Role of the Escherichia coli DnaK and DnaJ heat shock proteins in the initiation of bacteriophage lambda DNA replication

Abstract

We examined the role of two Escherichia coli heat shock proteins, the dnaK and dnaJ gene products, during the initiation of lambda dv DNA replication in vitro.
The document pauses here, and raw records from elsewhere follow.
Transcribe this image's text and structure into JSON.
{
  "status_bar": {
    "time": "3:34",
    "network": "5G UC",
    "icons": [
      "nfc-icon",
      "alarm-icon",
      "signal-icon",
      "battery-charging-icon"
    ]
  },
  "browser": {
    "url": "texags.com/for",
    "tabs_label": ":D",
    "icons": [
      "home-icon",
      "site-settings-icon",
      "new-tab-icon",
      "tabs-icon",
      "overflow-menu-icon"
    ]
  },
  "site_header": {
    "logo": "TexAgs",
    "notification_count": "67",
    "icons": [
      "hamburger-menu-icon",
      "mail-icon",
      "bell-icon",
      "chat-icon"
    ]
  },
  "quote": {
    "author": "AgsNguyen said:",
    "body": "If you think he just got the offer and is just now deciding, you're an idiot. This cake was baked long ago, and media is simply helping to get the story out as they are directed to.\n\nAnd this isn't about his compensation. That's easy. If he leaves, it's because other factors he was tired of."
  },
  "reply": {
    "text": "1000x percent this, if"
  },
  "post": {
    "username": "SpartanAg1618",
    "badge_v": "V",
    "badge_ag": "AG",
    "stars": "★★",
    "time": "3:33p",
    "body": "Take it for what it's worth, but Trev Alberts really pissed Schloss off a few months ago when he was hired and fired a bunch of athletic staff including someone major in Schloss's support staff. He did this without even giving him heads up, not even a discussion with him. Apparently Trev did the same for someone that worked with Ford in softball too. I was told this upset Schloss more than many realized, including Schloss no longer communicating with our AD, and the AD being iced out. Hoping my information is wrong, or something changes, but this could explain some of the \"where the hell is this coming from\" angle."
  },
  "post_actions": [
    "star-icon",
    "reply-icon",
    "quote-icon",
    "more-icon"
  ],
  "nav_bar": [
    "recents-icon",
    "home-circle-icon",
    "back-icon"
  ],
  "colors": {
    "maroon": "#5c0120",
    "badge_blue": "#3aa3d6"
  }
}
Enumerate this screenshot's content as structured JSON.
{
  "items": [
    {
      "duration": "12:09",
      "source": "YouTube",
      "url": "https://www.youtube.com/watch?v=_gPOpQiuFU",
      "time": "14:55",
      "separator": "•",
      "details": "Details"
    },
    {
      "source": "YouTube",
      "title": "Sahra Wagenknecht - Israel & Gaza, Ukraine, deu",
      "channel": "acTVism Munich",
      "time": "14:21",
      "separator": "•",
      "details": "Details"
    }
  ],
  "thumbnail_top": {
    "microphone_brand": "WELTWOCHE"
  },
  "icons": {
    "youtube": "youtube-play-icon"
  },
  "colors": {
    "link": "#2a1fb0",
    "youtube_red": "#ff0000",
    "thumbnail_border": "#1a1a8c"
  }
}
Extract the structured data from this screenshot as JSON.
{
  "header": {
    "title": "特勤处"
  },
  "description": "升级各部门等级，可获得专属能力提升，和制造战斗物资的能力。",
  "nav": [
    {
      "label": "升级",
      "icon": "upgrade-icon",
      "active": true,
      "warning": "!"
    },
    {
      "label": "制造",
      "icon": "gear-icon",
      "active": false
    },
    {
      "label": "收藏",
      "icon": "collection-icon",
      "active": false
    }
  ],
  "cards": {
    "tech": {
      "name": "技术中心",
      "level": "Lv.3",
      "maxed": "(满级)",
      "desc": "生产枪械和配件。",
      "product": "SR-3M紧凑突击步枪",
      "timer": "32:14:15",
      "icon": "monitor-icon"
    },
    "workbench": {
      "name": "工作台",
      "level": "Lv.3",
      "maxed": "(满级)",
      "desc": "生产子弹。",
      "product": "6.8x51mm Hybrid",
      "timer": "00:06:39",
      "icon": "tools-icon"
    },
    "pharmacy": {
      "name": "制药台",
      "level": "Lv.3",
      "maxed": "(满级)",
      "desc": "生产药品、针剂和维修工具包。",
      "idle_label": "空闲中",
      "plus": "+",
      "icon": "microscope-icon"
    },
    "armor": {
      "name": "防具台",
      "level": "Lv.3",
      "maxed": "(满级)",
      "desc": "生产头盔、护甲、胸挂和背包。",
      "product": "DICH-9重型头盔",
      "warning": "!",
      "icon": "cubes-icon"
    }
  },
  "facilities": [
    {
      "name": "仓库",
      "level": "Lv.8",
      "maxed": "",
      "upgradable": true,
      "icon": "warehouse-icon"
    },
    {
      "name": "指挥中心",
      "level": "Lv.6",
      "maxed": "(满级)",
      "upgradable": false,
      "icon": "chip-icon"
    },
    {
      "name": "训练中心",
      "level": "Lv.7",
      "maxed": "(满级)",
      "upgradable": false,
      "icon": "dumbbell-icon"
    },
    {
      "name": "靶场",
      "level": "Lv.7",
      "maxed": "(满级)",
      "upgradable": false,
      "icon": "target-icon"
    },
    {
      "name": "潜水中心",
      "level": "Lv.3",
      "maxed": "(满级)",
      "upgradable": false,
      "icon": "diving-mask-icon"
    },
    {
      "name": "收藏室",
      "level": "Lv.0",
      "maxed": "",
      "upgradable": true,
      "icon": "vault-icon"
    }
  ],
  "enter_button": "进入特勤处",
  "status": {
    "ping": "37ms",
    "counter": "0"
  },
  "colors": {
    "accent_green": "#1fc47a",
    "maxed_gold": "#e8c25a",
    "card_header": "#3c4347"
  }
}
Using 14C-labeled lambda P protein we showed that the DnaK and DnaJ heat shock proteins function together to release lambda P protein from the preprimosomal complex consisting of lambda origin of replication-lambda O-lambda P-DnaB protein. Hydrolysis of ATP, catalyzed presumably by DnaK, is required during this reaction. Substitution of DnaK protein with that of the mutant DnaK756 protein blocks lambda P release. After DnaK and DnaJ action, the preprimosomal complex, isolated on Sepharose 4B, can support lambda dv DNA replication without any additional prepriming proteins. Using DnaK-affinity chromatography we showed that both lambda O and lambda P proteins bind to DnaK protein. The lambda P protein interacts with DnaK protein in a salt-resistant, hydrophobic manner, and ATP hydrolysis is necessary to elute at least part of lambda P protein from the DnaK-affinity column. The proposed mechanism of action of the prokaryotic DnaK and DnaJ heat shock proteins agrees with the hypothesis that Hsp70, the DnaK analogue of eukaryotes, uses ATP to disrupt hydrophobic aggregates [Pelham, H. R. B. (1986) Cell 46, 959-961].